I love the synthetic oil used in my fuel. That is the ONLY fuel I use today. What I love is that it does not burn on the cylinder head so the engine always looks brand new. I feel the engine runs cooler without all that burned oil covering the engine. . Sometimes I am embarassed at how little care i give my model engine. All my engines are OS 46 FX or AS engines. I NEVER use after run oil. I NEVER run the fuel out of the engine. Some of my engines are over 10 years old, and I fly a lot; about one gallon every two weeks. Sometimes I wish an engine would wear out so I could purchase a new engine.
If you love castor oil, use it. I'm not certain but castor oil may have been the oil in the fuels when I started in R/C in 1972. Back then I used to rebuild my egines with new pistons, con rods and bearings. I would NOT do that today. I prefer a clean engine than sticking with a nostalgic oil. Sure wish one of my engines would wear out.
You might have noticed that there are almost no fuels readily available that are all Castor for the lubricant. For sure, some people still want castor in fuel, but almost nobody wants all castor. Things have changed.
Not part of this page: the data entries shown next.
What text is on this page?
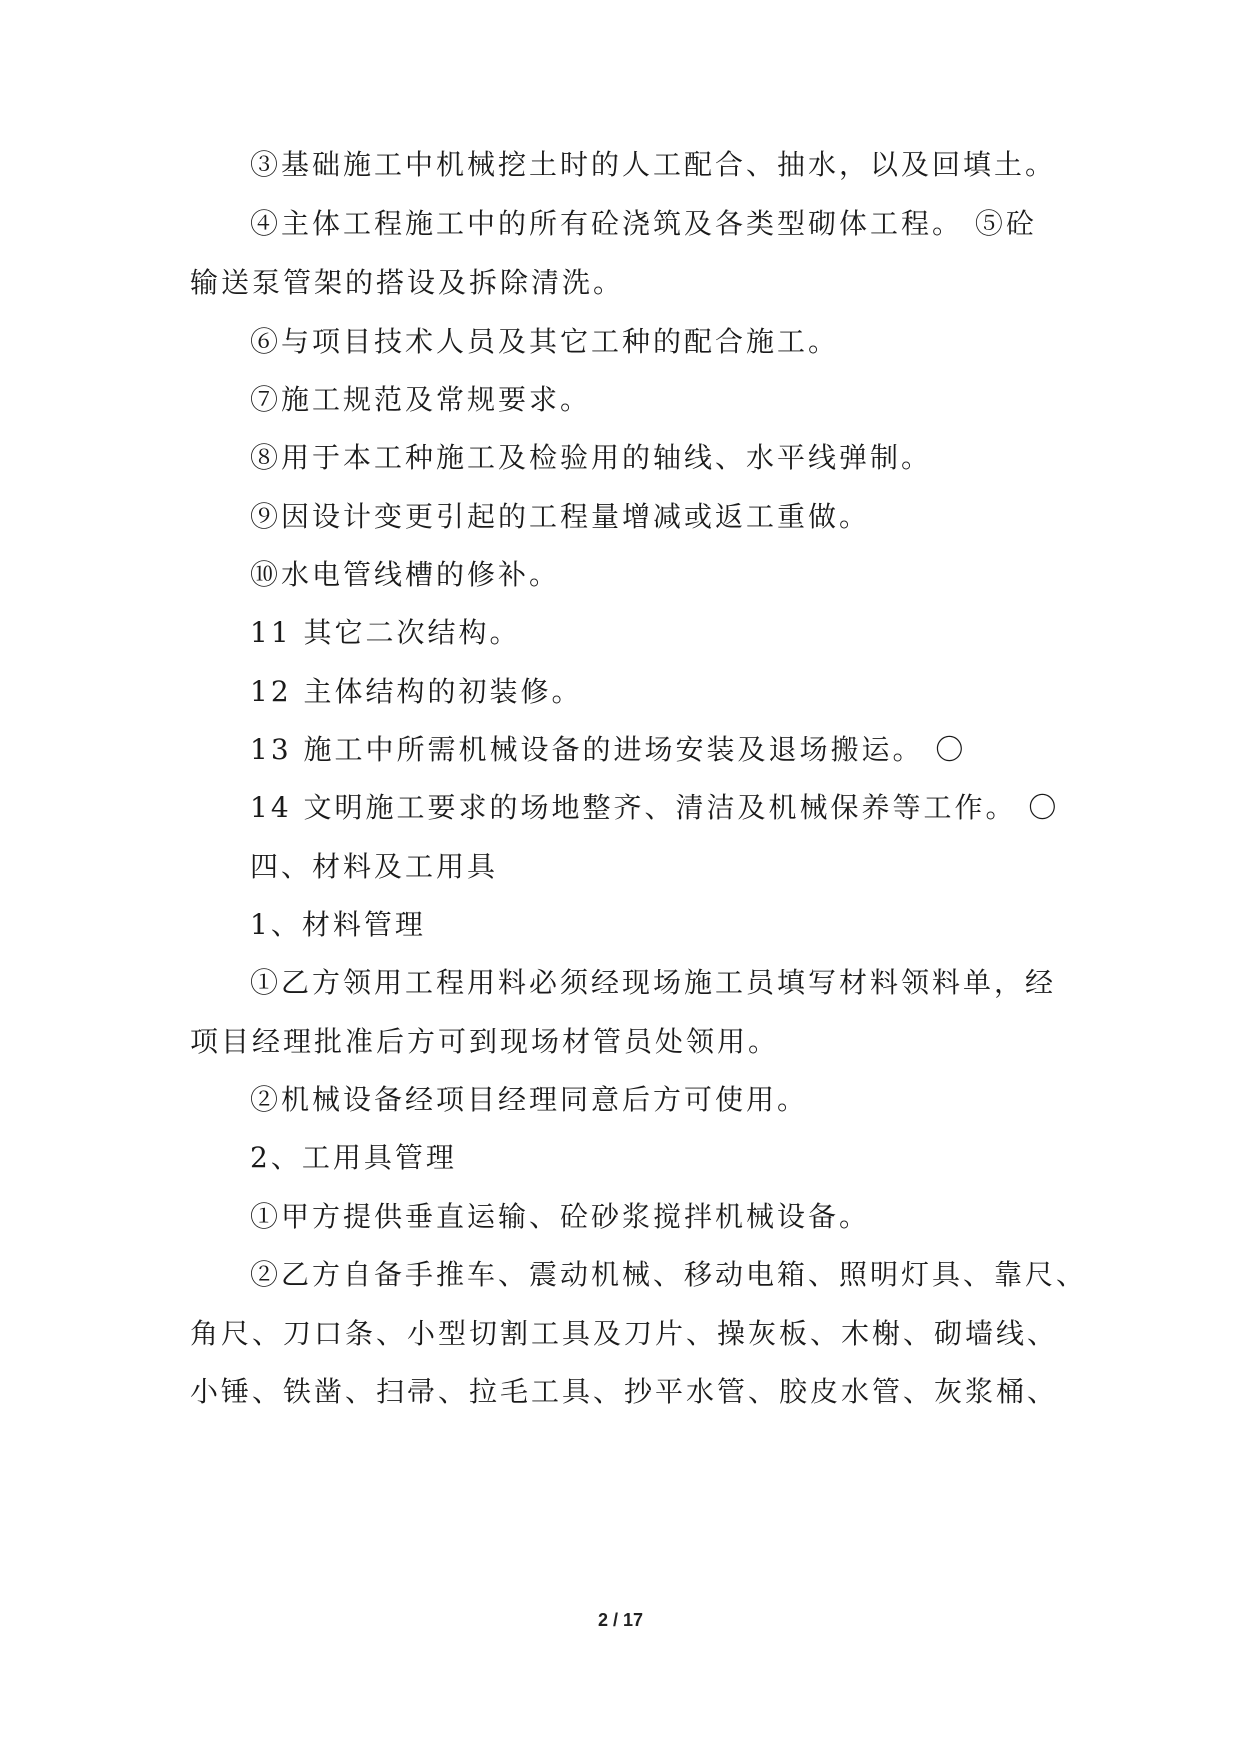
③基础施工中机械挖土时的人工配合、抽水，以及回填土。
④主体工程施工中的所有砼浇筑及各类型砌体工程。 ⑤砼
输送泵管架的搭设及拆除清洗。
⑥与项目技术人员及其它工种的配合施工。
⑦施工规范及常规要求。
⑧用于本工种施工及检验用的轴线、水平线弹制。
⑨因设计变更引起的工程量增减或返工重做。
⑩水电管线槽的修补。
11 其它二次结构。
12 主体结构的初装修。
13 施工中所需机械设备的进场安装及退场搬运。 〇
14 文明施工要求的场地整齐、清洁及机械保养等工作。 〇
四、材料及工用具
1、材料管理
①乙方领用工程用料必须经现场施工员填写材料领料单，经
项目经理批准后方可到现场材管员处领用。
②机械设备经项目经理同意后方可使用。
2、工用具管理
①甲方提供垂直运输、砼砂浆搅拌机械设备。
②乙方自备手推车、震动机械、移动电箱、照明灯具、靠尺、
角尺、刀口条、小型切割工具及刀片、操灰板、木榭、砌墙线、
小锤、铁凿、扫帚、拉毛工具、抄平水管、胶皮水管、灰浆桶、
2 / 17
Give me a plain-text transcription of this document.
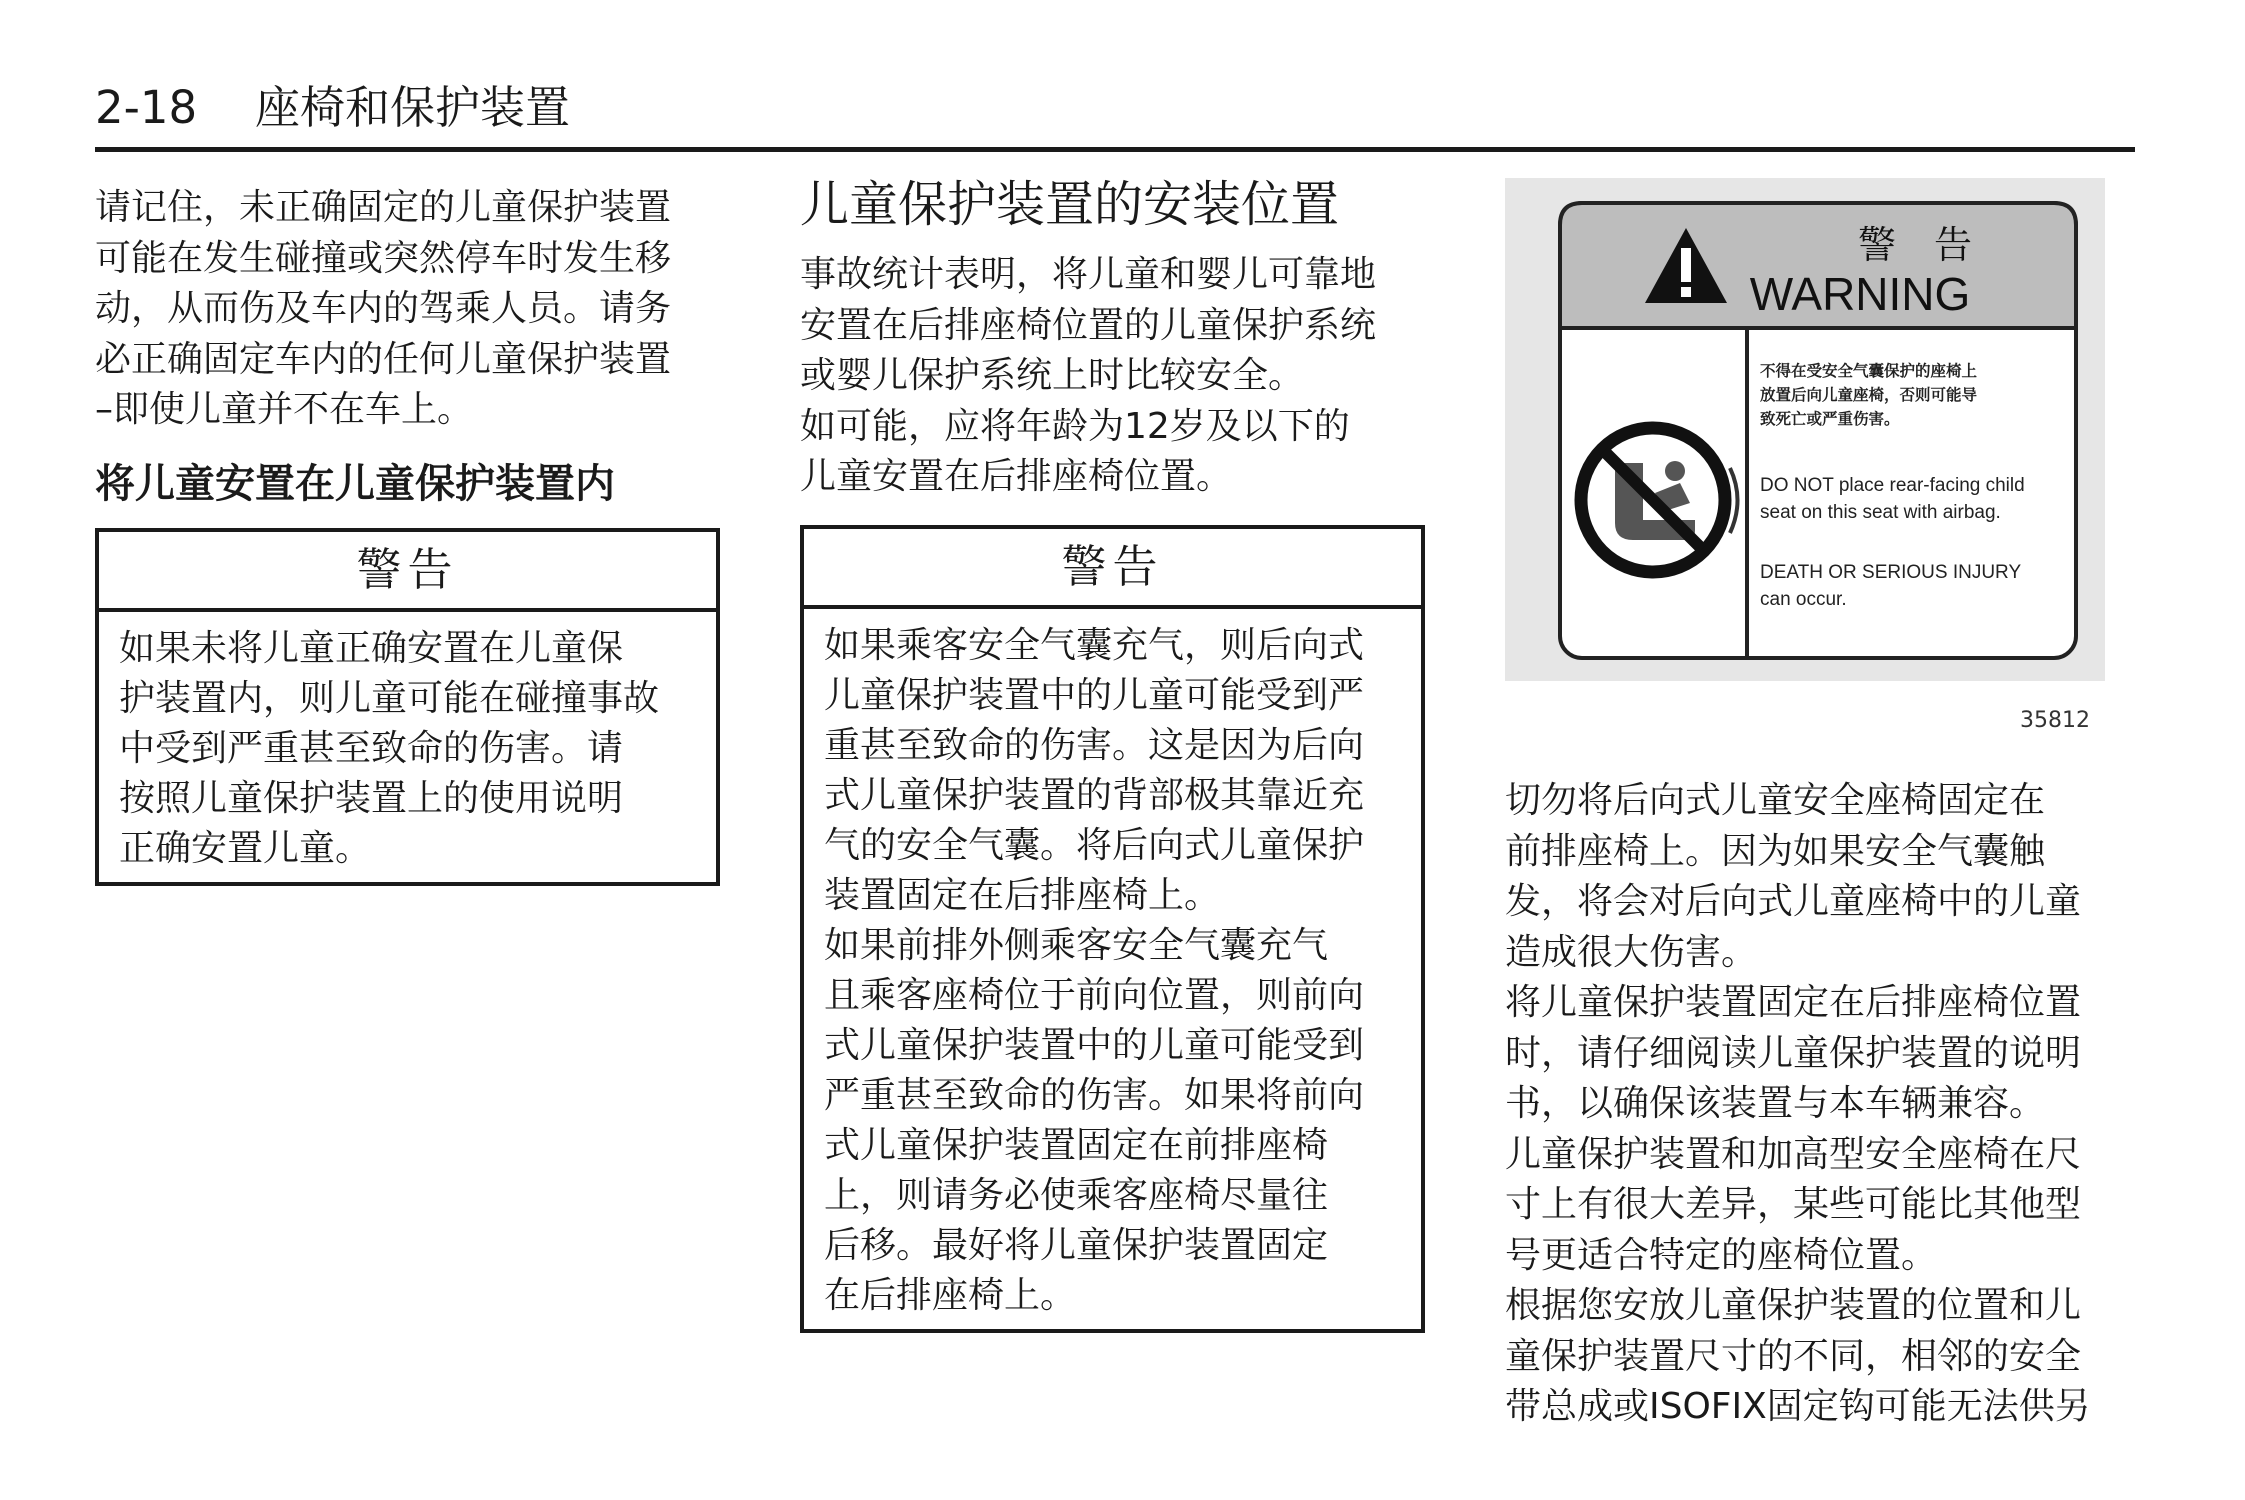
2-18 座椅和保护装置

请记住，未正确固定的儿童保护装置
可能在发生碰撞或突然停车时发生移
动，从而伤及车内的驾乘人员。请务
必正确固定车内的任何儿童保护装置
–即使儿童并不在车上。

将儿童安置在儿童保护装置内
警告
如果未将儿童正确安置在儿童保
护装置内，则儿童可能在碰撞事故
中受到严重甚至致命的伤害。请
按照儿童保护装置上的使用说明
正确安置儿童。
儿童保护装置的安装位置

事故统计表明，将儿童和婴儿可靠地
安置在后排座椅位置的儿童保护系统
或婴儿保护系统上时比较安全。
如可能，应将年龄为12岁及以下的
儿童安置在后排座椅位置。

警告
如果乘客安全气囊充气，则后向式
儿童保护装置中的儿童可能受到严
重甚至致命的伤害。这是因为后向
式儿童保护装置的背部极其靠近充
气的安全气囊。将后向式儿童保护
装置固定在后排座椅上。
如果前排外侧乘客安全气囊充气
且乘客座椅位于前向位置，则前向
式儿童保护装置中的儿童可能受到
严重甚至致命的伤害。如果将前向
式儿童保护装置固定在前排座椅
上，则请务必使乘客座椅尽量往
后移。最好将儿童保护装置固定
在后排座椅上。
警　告
WARNING
不得在受安全气囊保护的座椅上
放置后向儿童座椅，否则可能导
致死亡或严重伤害。
DO NOT place rear-facing child
seat on this seat with airbag.
DEATH OR SERIOUS INJURY
can occur.
35812

切勿将后向式儿童安全座椅固定在
前排座椅上。因为如果安全气囊触
发，将会对后向式儿童座椅中的儿童
造成很大伤害。
将儿童保护装置固定在后排座椅位置
时，请仔细阅读儿童保护装置的说明
书，以确保该装置与本车辆兼容。
儿童保护装置和加高型安全座椅在尺
寸上有很大差异，某些可能比其他型
号更适合特定的座椅位置。
根据您安放儿童保护装置的位置和儿
童保护装置尺寸的不同，相邻的安全
带总成或ISOFIX固定钩可能无法供另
For the better.
There are no synthetics than normal people can afford that can stand heat the way Castor does as a lubricant. And that's why people who know about fuel want some castor in their fuel. And why there are fuels today with it in them. Castor provides an insurance factor that no synthetic provides. It has a lot higher ignition point than synthetics.
Some people are good at setting needle valves. Some aren't. Some like to know that if they wind up with crap in the needle valve or an accidentally lean setting, the engine will be protected by the Castor. You don't want it or don't think you need it? Then no problem. Nowadays you have a choice.
It's sort of humorous........... almost every engine I've bought since I started flying is still in perfect running condition. So whatever you do (kidding about to start

) don't start using castor and cleaning your engines if you ever want to wear an engine out and HAVE TO buy a replacement. BTW, I love the synthetic in my fuel too. We wouldn't be getting the power we get today without it.